There were two main reasons for the decline in electricity consumption; first the weak economy: the gross domestic product (GDP) fell by 1.5% in 2009 (source: State Secretariat for Economic Affairs, SECO); secondly, less electricity was consumed for heating because of the warmer weather (decrease in the number of heating days by 4.9% compared to 2008). The increase in Switzerland's average population of 87,600, or 1.1% compared to 2008 (source: Swiss Federal Office for Statistics, BFS), tended to slow the decline in demand.
Overall electricity production (domestic production prior to deduction of consumption for storage) at Switzerland's power plants fell in 2009 by 0.7% to 66.5 billion kWh (2008: 67.0 billion kWh). This is the fourth highest peak in production ever achieved since 2001, the record year. In the first two quarters of 2009 values for inland generation lay higher (+2.3% and +6.2%) and in the 3rd and 4th quarters lower (-4.4% and -6.7%) than those for 2008.

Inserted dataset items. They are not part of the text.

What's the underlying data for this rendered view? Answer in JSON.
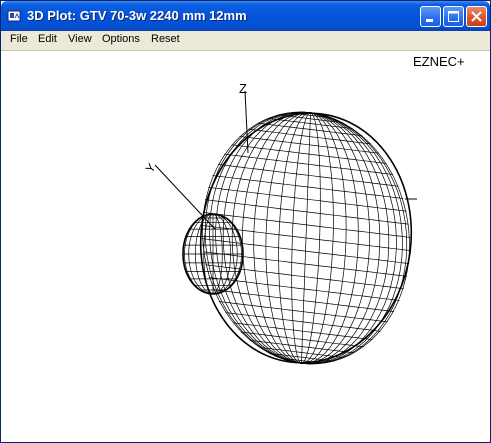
{
  "window": {
    "title": "3D Plot: GTV 70-3w 2240 mm 12mm",
    "title_bar_color": "#0553d9",
    "close_button_color": "#d9542c",
    "app_icon": "chart-app-icon"
  },
  "menu": {
    "items": [
      {
        "label": "File"
      },
      {
        "label": "Edit"
      },
      {
        "label": "View"
      },
      {
        "label": "Options"
      },
      {
        "label": "Reset"
      }
    ]
  },
  "plot": {
    "brand": "EZNEC+",
    "axis_z_label": "Z",
    "axis_y_label": "Y",
    "mesh_color": "#000000",
    "background_color": "#ffffff"
  }
}
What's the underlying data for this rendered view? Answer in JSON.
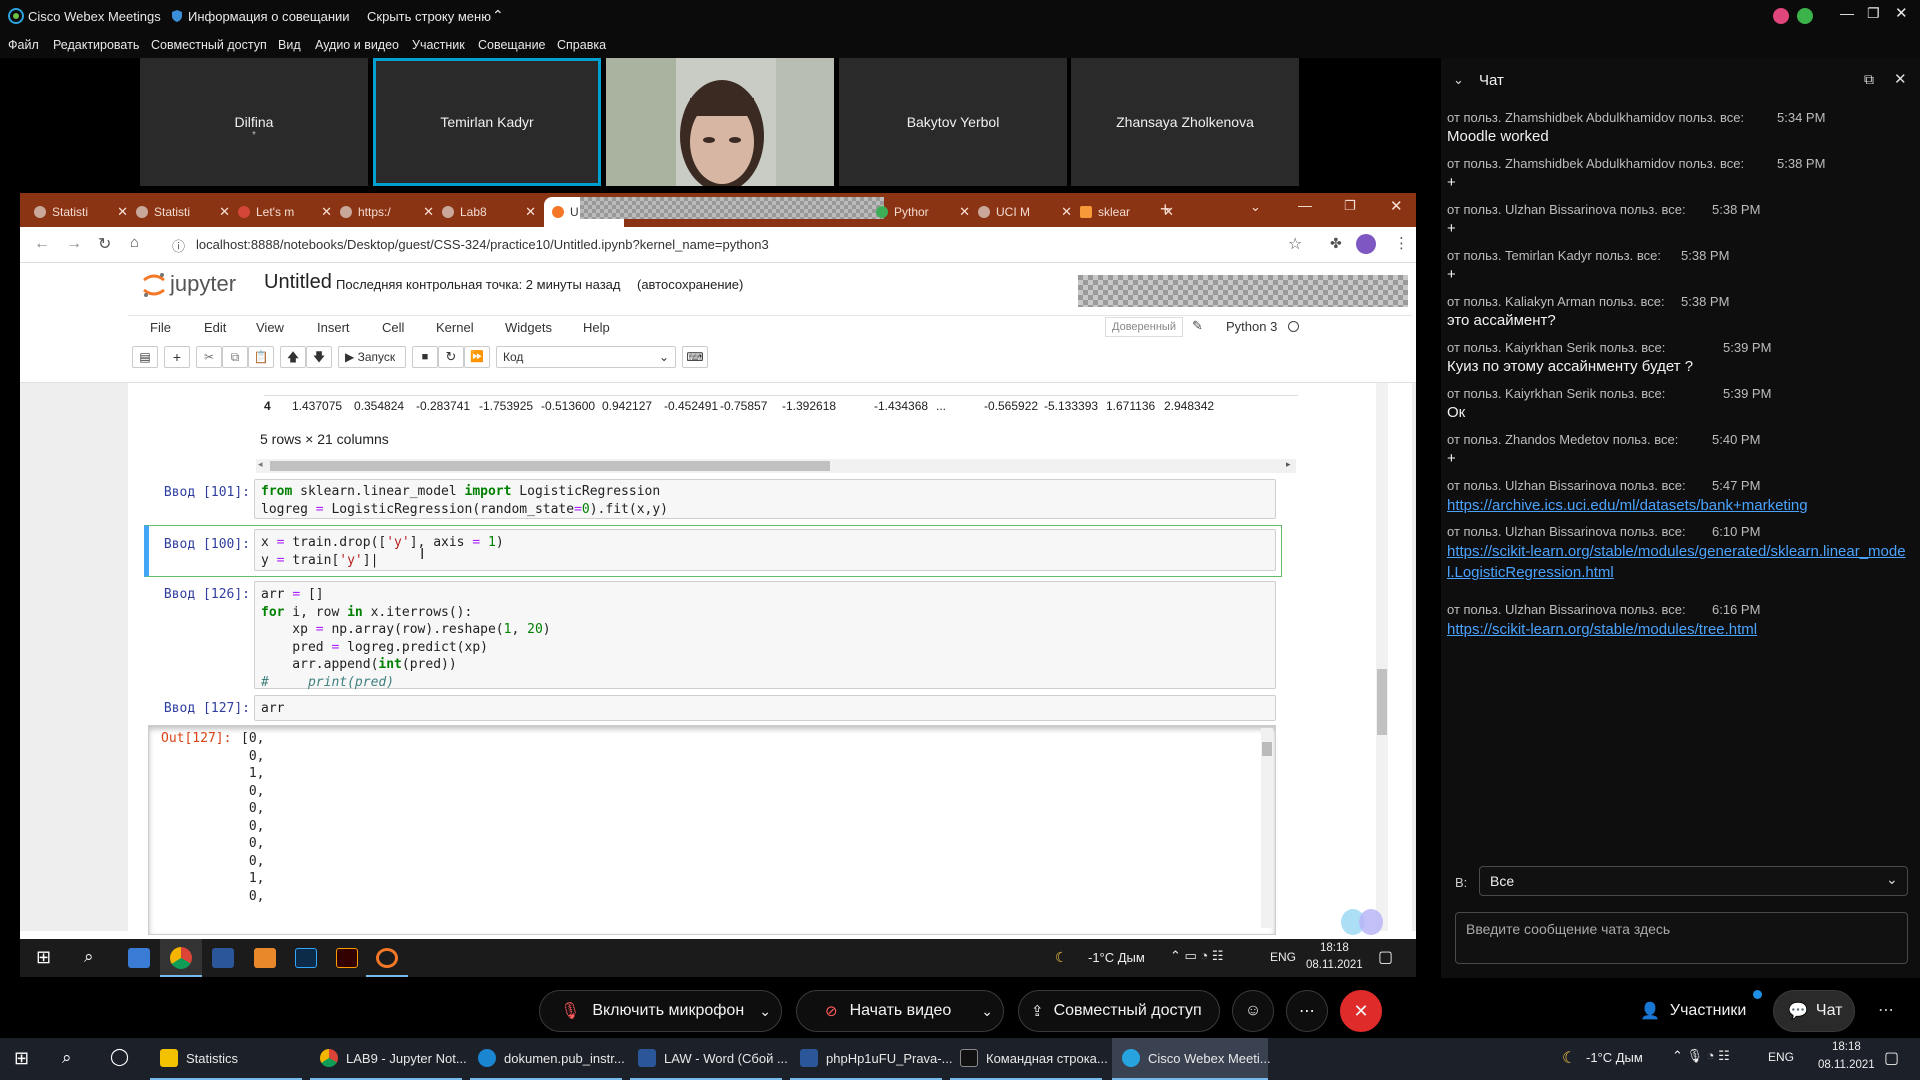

Hydropower plants generated 1.1% less electricity than in 2008. Production at fluvial power plants decreased by 3.5% while that of storage power plants increased by 0.7%. Although production at hydropower plants rose by 6.9% in the first half of the year, it fell in the drier second half of 2009 by 7.9%. In both winter quarters (1st and 4th quarters) electricity production at hydropower plants dropped in contrast to the two summer quarters (2nd and 3rd quarters; +1.0%) by 4.5% compared to 2008.
Electricity production from Swiss nuclear power plants fell insignificantly from 26.13 billion kWh (2008) to 26.12 billion kWh in 2009, the fourth highest figure ever registered. The availability of the five Swiss nuclear power plants was 92.4% in 2009 (2008: 92.7%).

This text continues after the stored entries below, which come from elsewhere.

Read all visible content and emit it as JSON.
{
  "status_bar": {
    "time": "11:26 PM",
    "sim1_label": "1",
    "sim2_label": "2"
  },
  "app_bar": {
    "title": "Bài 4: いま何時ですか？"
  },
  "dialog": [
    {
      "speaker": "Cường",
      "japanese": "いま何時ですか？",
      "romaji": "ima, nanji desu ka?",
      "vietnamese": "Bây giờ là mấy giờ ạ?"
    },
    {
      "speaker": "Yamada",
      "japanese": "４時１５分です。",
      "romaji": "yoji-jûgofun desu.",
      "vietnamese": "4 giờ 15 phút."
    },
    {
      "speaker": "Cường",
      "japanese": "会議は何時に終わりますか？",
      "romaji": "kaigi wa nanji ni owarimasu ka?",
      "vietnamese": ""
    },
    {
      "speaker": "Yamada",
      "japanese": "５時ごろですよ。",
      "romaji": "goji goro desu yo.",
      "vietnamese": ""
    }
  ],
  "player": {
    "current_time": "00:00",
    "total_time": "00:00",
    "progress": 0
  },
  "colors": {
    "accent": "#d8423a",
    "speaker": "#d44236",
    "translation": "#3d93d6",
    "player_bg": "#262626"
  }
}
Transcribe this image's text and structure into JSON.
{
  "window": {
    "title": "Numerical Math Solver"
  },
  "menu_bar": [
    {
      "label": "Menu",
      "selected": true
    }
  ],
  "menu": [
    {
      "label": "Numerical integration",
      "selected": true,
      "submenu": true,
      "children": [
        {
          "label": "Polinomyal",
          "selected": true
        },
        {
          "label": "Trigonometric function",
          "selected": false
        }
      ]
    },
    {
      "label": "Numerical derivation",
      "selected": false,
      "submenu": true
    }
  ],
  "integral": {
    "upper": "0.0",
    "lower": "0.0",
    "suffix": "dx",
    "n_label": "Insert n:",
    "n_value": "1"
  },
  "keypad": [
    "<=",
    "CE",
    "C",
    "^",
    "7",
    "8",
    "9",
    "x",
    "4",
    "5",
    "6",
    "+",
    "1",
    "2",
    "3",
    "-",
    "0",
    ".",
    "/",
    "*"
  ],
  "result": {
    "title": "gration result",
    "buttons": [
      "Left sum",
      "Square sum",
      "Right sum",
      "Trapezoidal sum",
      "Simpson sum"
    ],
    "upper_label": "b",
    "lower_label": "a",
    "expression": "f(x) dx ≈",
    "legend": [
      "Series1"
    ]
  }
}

Hydropower plants contributed 55.8% to overall electricity production, followed by nuclear power plants (39.3%) and conventional thermal and other power plants (4.9%).

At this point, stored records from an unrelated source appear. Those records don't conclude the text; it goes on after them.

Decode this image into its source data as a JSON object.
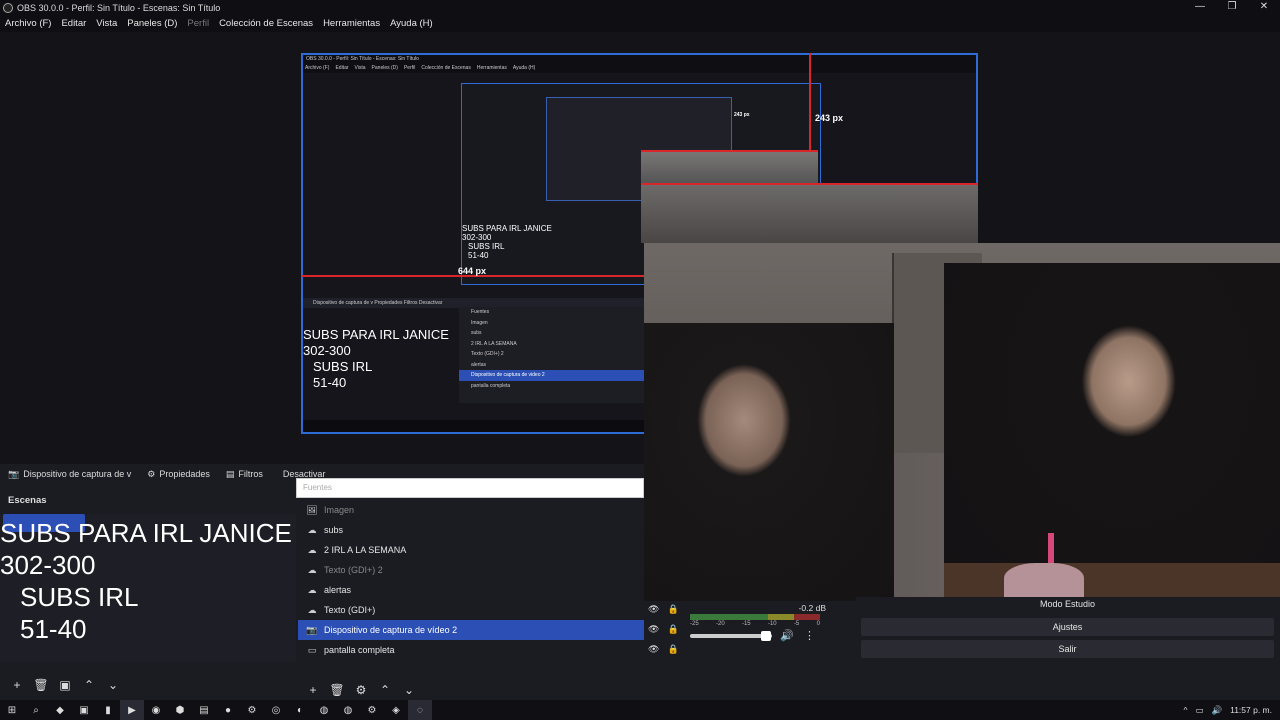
{
  "window": {
    "title": "OBS 30.0.0 - Perfil: Sin Título - Escenas: Sin Título",
    "minimize": "—",
    "maximize": "❐",
    "close": "✕"
  },
  "menu": [
    {
      "label": "Archivo (F)",
      "disabled": false
    },
    {
      "label": "Editar",
      "disabled": false
    },
    {
      "label": "Vista",
      "disabled": false
    },
    {
      "label": "Paneles (D)",
      "disabled": false
    },
    {
      "label": "Perfil",
      "disabled": true
    },
    {
      "label": "Colección de Escenas",
      "disabled": false
    },
    {
      "label": "Herramientas",
      "disabled": false
    },
    {
      "label": "Ayuda (H)",
      "disabled": false
    }
  ],
  "preview": {
    "nested_title": "OBS 30.0.0 - Perfil: Sin Título - Escenas: Sin Título",
    "nested_menu": [
      "Archivo (F)",
      "Editar",
      "Vista",
      "Paneles (D)",
      "Perfil",
      "Colección de Escenas",
      "Herramientas",
      "Ayuda (H)"
    ],
    "px_label_right": "243 px",
    "px_label_left": "644 px",
    "nested_inner_label": "243 px",
    "nested_text_lines": [
      "SUBS PARA IRL JANICE",
      "302-300",
      "SUBS IRL",
      "51-40"
    ],
    "nested_inner_text": [
      "SUBS PARA IRL JANICE",
      "302-300",
      "SUBS IRL",
      "51-40"
    ],
    "nested_panel": "Dispositivo de captura de v     Propiedades     Filtros     Desactivar",
    "nested_panel_scenes": "Escenas",
    "nested_sources": [
      "Fuentes",
      "Imagen",
      "subs",
      "2 IRL A LA SEMANA",
      "Texto (GDI+) 2",
      "alertas",
      "Texto (GDI+)",
      "Dispositivo de captura de video 2",
      "pantalla completa"
    ]
  },
  "docktabs": {
    "source_name": "Dispositivo de captura de v",
    "properties": "Propiedades",
    "filters": "Filtros",
    "deactivate": "Desactivar"
  },
  "scenes": {
    "header": "Escenas",
    "overlay_lines": [
      "SUBS PARA IRL JANICE",
      "302-300",
      "SUBS IRL",
      "51-40"
    ],
    "toolbar": [
      "+",
      "🗑",
      "▣",
      "⌃",
      "⌄"
    ]
  },
  "sources": {
    "filter_placeholder": "Fuentes",
    "items": [
      {
        "icon": "🖼",
        "label": "Imagen",
        "dim": true,
        "selected": false
      },
      {
        "icon": "☁",
        "label": "subs",
        "dim": false,
        "selected": false
      },
      {
        "icon": "☁",
        "label": "2 IRL A LA SEMANA",
        "dim": false,
        "selected": false
      },
      {
        "icon": "☁",
        "label": "Texto (GDI+) 2",
        "dim": true,
        "selected": false
      },
      {
        "icon": "☁",
        "label": "alertas",
        "dim": false,
        "selected": false
      },
      {
        "icon": "☁",
        "label": "Texto (GDI+)",
        "dim": false,
        "selected": false
      },
      {
        "icon": "📷",
        "label": "Dispositivo de captura de vídeo 2",
        "dim": false,
        "selected": true
      },
      {
        "icon": "▭",
        "label": "pantalla completa",
        "dim": false,
        "selected": false
      }
    ],
    "toolbar": [
      "+",
      "🗑",
      "⚙",
      "⌃",
      "⌄"
    ]
  },
  "mixer": {
    "db": "-0.2 dB",
    "ticks": [
      "-25",
      "-20",
      "-15",
      "-10",
      "-5",
      "0"
    ],
    "level": 0.9
  },
  "controls": {
    "studio_mode": "Modo Estudio",
    "settings": "Ajustes",
    "exit": "Salir"
  },
  "taskbar": {
    "time": "11:57 p. m.",
    "tray_icons": [
      "^",
      "▭",
      "🔊"
    ]
  },
  "colors": {
    "accent_blue": "#2b4fb5",
    "border_blue": "#2f6bd7",
    "guide_red": "#d8262b"
  }
}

In 2009, domestic production exceeded domestic demand (national consumption) for six months of the year. With imports totalling 52.0 billion kWh and exports of 54.2 billion kWh, the balance for the entire year was an export surplus of 2.2 billion kWh (2008: 1.1 billion kWh). In the 1st and 4th quarters net imports of 5.2 billion kWh (2008: 4.5 billion kWh) had to be drawn on while an export surplus of 7.4 billion kWh was recorded in the 2nd and 3rd quarters (2008: 5.6 billion kWh).
Income from exports in 2009 amounted to 4,720 million Swiss francs (8.74 cents/kWh) while the cost of imports totalled 3,167 million Swiss francs (6.11 cents/kWh). Compared to 2008 income fell by 13.9% and costs declined by 5.9%. Switzerland's positive trade balance in electricity fell significantly compared to the previous year by 26.6% to 1,553 million Swiss francs.